Maryame El Bouwab, age 43, is our Vice President, Merchandising, Planning and Supply
Chain. She has been with the Company since March 2013. Prior to her current position, she was the Companys Vice President, Planning and Supply Chain from June 1, 2018 to September 30, 2018 and Vice President, Merchandise Planning
from February 1, 2017 to May 31, 2018. From March 2013 to February 2017, she was the Companys Director of Merchandise Planning. Prior to joining the Company, Ms. El Bouwab was, from 2005 to 2012, with Mexx Canada and Lucky Brand
Jeans and held the position of Merchandising and Planning Manager.
Miranda Melfi, age 57, is our Vice President, Human Resources,
Chief Legal Officer and Corporate Secretary and has been with Birks Group since April 2006. Prior to her current position, she was our Vice President, Legal Affairs and Corporate Secretary from April 2006 to September 2018. Prior to joining us,
Ms. Melfi was with Cascades Inc., a publicly-traded pulp and paper company for eight years and held the position of Vice President, Legal Affairs, Boxboard Group. From 1994 to 1998, Ms. Melfi was Vice President, Legal Affairs and Corporate
Secretary at Stella-Jones Inc., a publicly-traded wood products company, and from 1991 to 1994, practiced corporate, commercial and securities law with Fasken Martineau DuMoulin LLP.
COMPENSATION OF DIRECTORS AND OFFICERS
Director Compensation
During fiscal
2021, each director who was not an employee of the Company was entitled to receive an annual fee of U.S. $25,000 (approximately $33,000 in Canadian dollars) for serving on our Board of Directors, U.S. $1,500 (approximately $2,000 in Canadian
dollars) for each Board meeting attended in person and U.S. $750 (approximately $1,000 in Canadian dollars) for each Board meeting attended by phone. The chairperson of the audit and corporate governance committee, and the compensation and
nominating committee received an additional annual fee of U.S. $10,000 and U.S. $8,000 (approximately $13,000 and $10,500 in Canadian dollars) respectively. The members of the audit and corporate governance committee, and the compensation and
nominating committee received an additional annual fee of U.S. $5,000, and U.S. $4,000 (approximately $6,500 and $5,250 in Canadian dollars), respectively, and the independent member of the executive committee received an additional annual fee of
U.S. $4,000 (approximately $5,250 in Canadian dollars). The chairperson and any other members of any special independent committee of directors that may be established from time to time is entitled to receive compensation as may be determined by the
Board of Directors for his or her service on such committee. As an effort to mitigate the financial impact of COVID-19, from the onset of the COVID-19 pandemic, each
director agreed to fee reductions of 20% for the months of April, May and June 2020, 10% for the months July to December 2020, and 20% for the months of January to March 2021.

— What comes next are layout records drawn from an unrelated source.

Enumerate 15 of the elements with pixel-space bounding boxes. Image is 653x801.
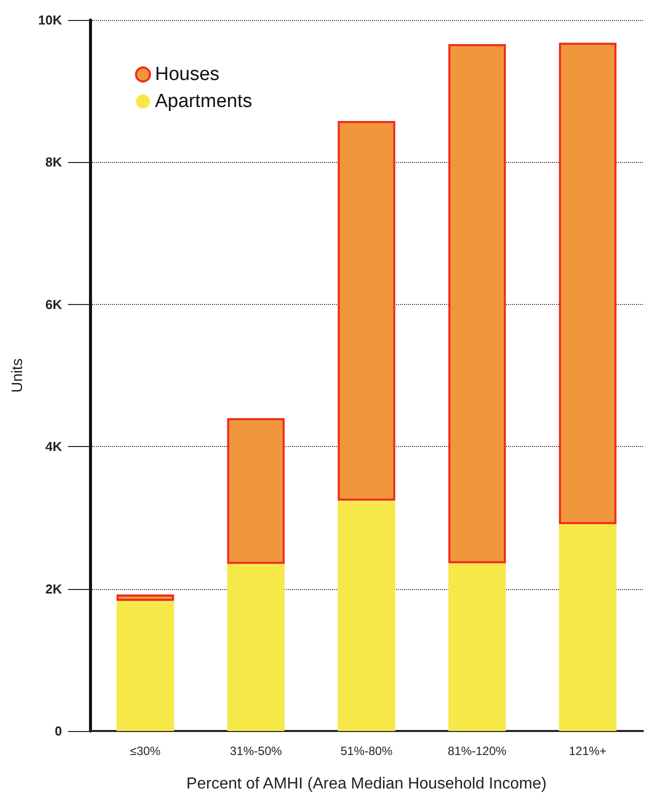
y-tick-label: 6K — [45, 296, 63, 312]
legend-label: Houses — [155, 64, 220, 85]
y-tick-label: 8K — [45, 154, 63, 170]
y-tick-label: 10K — [38, 12, 63, 28]
x-tick-label: 121%+ — [568, 744, 607, 758]
legend-label: Apartments — [155, 91, 252, 112]
x-tick-label: 81%-120% — [448, 744, 507, 758]
x-tick-label: ≤30% — [130, 744, 161, 758]
x-tick-label: 51%-80% — [340, 744, 393, 758]
y-tick-label: 4K — [45, 439, 63, 454]
y-tick-label: 2K — [45, 581, 63, 596]
x-axis-title: Percent of AMHI (Area Median Household Income) — [186, 776, 547, 792]
x-tick-label: 31%-50% — [230, 744, 282, 758]
y-axis-title: Units — [9, 358, 26, 393]
y-tick-label: 0 — [54, 724, 62, 738]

Since September 2018 and every September thereafter, each director who is not an employee of the Company is entitled to receive deferred
stock units equal to a value of U.S. $25,000 (approximately $33,000 in Canadian dollars). In November 2016, September 2017, September 2018, October 2019, and September 2020 each non-employee director received
deferred stock units equal to a value of U.S. $10,000, U.S. $20,000, U.S. $25,000, U.S. $25,000 and U.S. $25,000 (approximately $13,000, $26,000, $33,000, $33,000, and $33,000 in Canadian dollars), respectively. In June 2019, the chairman of the
Special Committee and each member of the Special Committee was issued deferred stock units equal to a value of U.S. $30,000 and U.S. $25,000 (approximately $40,000 and $33,000 in Canadian dollars), respectively. In April 2014 and April 2015, 5,000
stock appreciation rights were granted to each non-employee director. In addition, in September 2014, 2,000 stock appreciation rights were granted to a new member of the Companys Board of Directors. All
directors were reimbursed for reasonable travel expenses incurred in connection with the performance of their duties as directors.
On
November 15, 2016, the Companys Board of Directors approved annual payments of 200,000 (approximately $310,000 in Canadian dollars) and 50,000 (approximately $78,000 in Canadian dollars) to Mr. Niccolò Rossi di
Montelera for his role as Executive Chairman of the Board and Chairman of the Executive Committee, respectively, effective January 1, 2017. As an effort to mitigate the financial impact of COVID-19, from
the onset of the COVID-19 pandemic, Mr. Niccolò Rossi di Montelera agreed to a COVID-19 fee reduction of 20% for the months of April, May and June 2020, 10%
for the months of July to December 2020, and 20% for the months of January to March 2021.